Caravage, un film de Michele Placido
Michelangelo Merisi, dit Le Caravage (1571-1610), est assurément le peintre qui continue, plus d’un demi-millénaire après sa disparition, à interpeller avec autant d’intensité les spécialistes et les amateurs d’art. Clé de voûte entre le baroque et la renaissance, il a vécu une vie pour le moins sulfureuse. Oser le biopic d’un tel personnage est toujours une gageure. Michele Placido la tente. Avec bonheur.

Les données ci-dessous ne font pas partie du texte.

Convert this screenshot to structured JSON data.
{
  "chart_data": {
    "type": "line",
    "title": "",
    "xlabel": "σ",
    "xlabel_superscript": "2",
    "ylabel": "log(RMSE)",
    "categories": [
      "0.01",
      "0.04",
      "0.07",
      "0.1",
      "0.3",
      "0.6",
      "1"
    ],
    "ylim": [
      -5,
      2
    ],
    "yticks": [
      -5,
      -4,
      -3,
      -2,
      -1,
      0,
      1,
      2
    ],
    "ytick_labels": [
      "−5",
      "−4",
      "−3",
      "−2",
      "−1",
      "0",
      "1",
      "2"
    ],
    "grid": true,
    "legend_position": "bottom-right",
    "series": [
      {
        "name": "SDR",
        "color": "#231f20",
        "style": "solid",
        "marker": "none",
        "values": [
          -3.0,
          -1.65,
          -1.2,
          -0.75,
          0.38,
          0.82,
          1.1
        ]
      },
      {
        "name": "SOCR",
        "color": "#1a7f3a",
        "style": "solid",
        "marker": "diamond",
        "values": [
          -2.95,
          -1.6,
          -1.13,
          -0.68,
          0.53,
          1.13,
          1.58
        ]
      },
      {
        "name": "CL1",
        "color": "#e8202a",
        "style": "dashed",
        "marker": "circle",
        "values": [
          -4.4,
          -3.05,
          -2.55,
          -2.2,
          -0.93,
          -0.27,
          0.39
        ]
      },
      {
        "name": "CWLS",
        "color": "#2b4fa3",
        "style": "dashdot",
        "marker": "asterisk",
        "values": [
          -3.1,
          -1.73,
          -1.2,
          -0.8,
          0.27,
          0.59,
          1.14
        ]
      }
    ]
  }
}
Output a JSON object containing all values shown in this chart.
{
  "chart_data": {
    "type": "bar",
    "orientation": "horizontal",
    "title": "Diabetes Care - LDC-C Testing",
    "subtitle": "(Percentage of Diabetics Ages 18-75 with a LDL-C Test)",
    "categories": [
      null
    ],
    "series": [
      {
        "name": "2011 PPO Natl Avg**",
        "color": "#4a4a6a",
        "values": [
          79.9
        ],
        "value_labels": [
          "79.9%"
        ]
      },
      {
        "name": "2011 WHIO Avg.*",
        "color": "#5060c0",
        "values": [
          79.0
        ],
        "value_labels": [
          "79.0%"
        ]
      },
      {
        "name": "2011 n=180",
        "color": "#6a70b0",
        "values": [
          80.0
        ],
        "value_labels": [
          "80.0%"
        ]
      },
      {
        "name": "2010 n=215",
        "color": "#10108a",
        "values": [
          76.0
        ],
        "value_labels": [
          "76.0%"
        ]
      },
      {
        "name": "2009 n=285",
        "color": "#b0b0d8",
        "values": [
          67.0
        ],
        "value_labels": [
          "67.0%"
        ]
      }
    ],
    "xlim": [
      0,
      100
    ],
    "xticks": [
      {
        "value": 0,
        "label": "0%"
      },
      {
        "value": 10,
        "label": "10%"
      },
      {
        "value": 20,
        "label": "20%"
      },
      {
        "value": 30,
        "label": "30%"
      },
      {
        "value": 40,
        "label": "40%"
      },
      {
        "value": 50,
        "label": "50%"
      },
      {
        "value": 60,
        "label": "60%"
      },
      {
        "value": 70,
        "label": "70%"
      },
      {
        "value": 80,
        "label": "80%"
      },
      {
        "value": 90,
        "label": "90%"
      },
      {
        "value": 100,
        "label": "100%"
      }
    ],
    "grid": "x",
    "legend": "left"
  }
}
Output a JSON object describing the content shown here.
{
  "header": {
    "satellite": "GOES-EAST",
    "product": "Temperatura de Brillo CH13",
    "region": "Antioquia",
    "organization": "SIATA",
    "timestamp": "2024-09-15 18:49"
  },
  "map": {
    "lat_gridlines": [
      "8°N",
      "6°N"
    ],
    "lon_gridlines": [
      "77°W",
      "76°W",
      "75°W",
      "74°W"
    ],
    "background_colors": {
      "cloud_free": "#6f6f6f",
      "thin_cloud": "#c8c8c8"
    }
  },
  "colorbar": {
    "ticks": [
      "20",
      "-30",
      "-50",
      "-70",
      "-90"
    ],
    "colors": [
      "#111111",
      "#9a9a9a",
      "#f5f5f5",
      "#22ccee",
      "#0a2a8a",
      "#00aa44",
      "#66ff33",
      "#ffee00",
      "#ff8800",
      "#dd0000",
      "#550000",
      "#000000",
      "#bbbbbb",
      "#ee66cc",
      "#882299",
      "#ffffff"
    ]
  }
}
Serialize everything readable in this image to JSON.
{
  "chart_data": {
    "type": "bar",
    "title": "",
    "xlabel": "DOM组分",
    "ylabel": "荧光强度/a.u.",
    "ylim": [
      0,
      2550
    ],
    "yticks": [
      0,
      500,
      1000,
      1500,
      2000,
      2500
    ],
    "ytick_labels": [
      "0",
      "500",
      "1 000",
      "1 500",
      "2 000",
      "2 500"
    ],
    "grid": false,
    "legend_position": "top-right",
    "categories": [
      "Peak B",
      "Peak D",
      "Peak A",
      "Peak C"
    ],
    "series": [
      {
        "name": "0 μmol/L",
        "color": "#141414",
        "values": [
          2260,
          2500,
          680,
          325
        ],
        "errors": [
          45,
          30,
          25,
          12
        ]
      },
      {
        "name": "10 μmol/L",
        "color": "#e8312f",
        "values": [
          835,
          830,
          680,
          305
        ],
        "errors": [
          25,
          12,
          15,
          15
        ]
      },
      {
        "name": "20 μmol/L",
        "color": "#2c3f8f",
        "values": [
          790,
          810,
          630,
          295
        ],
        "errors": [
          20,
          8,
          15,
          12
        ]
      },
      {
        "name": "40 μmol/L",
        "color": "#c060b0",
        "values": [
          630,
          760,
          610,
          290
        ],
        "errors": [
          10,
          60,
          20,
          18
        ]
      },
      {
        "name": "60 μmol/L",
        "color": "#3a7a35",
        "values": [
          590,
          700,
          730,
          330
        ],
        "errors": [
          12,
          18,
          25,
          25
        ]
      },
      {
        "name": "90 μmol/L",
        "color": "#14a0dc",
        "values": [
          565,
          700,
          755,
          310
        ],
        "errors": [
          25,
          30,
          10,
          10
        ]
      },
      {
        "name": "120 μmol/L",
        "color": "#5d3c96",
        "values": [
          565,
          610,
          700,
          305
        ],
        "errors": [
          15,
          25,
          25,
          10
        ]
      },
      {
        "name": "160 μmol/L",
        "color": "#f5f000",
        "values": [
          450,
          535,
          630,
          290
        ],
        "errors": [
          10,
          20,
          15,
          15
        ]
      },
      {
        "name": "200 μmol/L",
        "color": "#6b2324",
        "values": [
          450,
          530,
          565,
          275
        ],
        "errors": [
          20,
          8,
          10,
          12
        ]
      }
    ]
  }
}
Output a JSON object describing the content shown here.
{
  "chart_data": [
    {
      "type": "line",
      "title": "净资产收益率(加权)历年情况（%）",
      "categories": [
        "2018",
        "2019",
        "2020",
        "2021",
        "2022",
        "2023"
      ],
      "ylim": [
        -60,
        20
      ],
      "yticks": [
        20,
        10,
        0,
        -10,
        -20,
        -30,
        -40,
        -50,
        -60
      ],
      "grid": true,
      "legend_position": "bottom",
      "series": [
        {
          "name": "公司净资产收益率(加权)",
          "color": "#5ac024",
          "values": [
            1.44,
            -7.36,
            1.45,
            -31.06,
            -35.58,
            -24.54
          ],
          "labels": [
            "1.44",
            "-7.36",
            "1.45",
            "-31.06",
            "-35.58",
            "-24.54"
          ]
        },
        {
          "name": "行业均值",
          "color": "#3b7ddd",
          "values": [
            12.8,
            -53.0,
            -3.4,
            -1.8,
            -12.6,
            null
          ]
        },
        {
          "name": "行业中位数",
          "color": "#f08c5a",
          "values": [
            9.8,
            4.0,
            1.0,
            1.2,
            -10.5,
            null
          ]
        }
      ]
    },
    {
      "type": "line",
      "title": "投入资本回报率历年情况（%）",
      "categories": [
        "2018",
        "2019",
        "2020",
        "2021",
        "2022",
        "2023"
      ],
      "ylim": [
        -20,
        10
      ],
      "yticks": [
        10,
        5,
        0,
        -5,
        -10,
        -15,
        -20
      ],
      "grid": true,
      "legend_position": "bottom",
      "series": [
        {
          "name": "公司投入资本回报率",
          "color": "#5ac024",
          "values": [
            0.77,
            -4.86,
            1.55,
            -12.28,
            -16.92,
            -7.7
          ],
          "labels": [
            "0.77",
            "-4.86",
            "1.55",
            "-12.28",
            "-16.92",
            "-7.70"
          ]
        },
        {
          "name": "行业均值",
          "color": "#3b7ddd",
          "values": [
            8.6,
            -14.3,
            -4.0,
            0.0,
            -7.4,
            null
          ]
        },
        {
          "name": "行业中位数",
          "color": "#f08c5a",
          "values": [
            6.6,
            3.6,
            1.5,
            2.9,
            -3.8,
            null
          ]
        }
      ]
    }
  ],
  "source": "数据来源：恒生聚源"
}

Approcher un génie tel que Caravage est toujours prendre le risque de se brûler à l’immensité de son art mais aussi à une vie sans retenue aucune. Cette vie, justement, est assez bien documentée et, de nos jours, nous en connaissons pas mal de détails., de ses passions amoureuses à ses combats de rue qui le feront devenir criminel. Cette vie, le pape Paul V veut en savoir davantage. Aussi envoie-t-il sur les traces du peintre un inquisiteur (personnage fictif en l’occurrence) afin qu’il dresse un portrait des faits et gestes de cet artiste, ses fréquentations, ses appuis, ses amants, ses maîtresses. Cette Ombre, il n’a pas d’autre nom dans le film, va s’attacher, de loin, aux pas du Caravage afin d’essayer d’approcher cet artiste qui fait tant frémir, à tous les sens du terme, le Clergé. Pourquoi ses modèles sont-ils des pauvres, des prostitué(e)s, voire une noyée retirée du Tibre ? Ce peintre du réel, tel qu’il le clame, est en contradiction avec les canons de la peinture telle que l’Eglise la conçoit alors. Et pourtant ce sont des cardinaux et autres prélats qui se disputent ses commandes. Le génie fait peur, mais il est aveuglant et il fascine. Caravage est riche. Rome est son territoire mais il finit par faire le faux-pas fatal : un meurtre. En duel certes, mais tout de même. Condamné à mort par décapitation, il s’enfuit des Etats pontificaux pour se mettre à l’abri. Naples l’accueille, puis Malte. Sous la pression de ses appuis, dont la famille Colonna, le pape finit par lever la sanction. Nous sommes en 1610… La suite nous la connaissons sans que pour autant elle éclaire vraiment la vérité. Peut-être un jour…
Le film de Michele Placido est un peu tout cela avec en plus, et peut-être surtout, tant la documentation sur cet artiste, aussi multiple soit-elle et encore aujourd’hui sujette à controverse, une œuvre picturale d’une beauté à couper le souffle. Bien sûr, et c’est un « crime » bien légitime, Michele Placido recherche en permanence à l’image ce clair-obscur qui a fait, par sa maîtrise absolue, la patte du Caravage. Mais ce n’est pas tout. Sa reconstitution de cette Italie des débuts du 17é siècle est confondante de réalisme : costumes, violence, mœurs, luxe des palais, saleté des tavernes où le vin et les corps se vendent sans retenue. Il fallait un artiste comme Riccardo Scamarcio pour rendre palpable la folie créatrice qui animait Caravage. L’Ombre de Louis Garrel ne lui cède en rien par sa rigueur et le doute qui semble l’envahir au cours de son enquête. Encore une très juste composition. Le personnage historique de la marquise Costanza Colonna était en or massif par sa flamboyance et son autorité. Malheureusement Isabelle Huppert n’en fait rien si ce n’est de s’incarner elle-même dans une froideur bien peu italienne. Tous les autres rôles sont admirablement tenus et concourent à faire de ce film une épopée grandiose, celle d’un homme exalté qui a réuni le divin au vivant.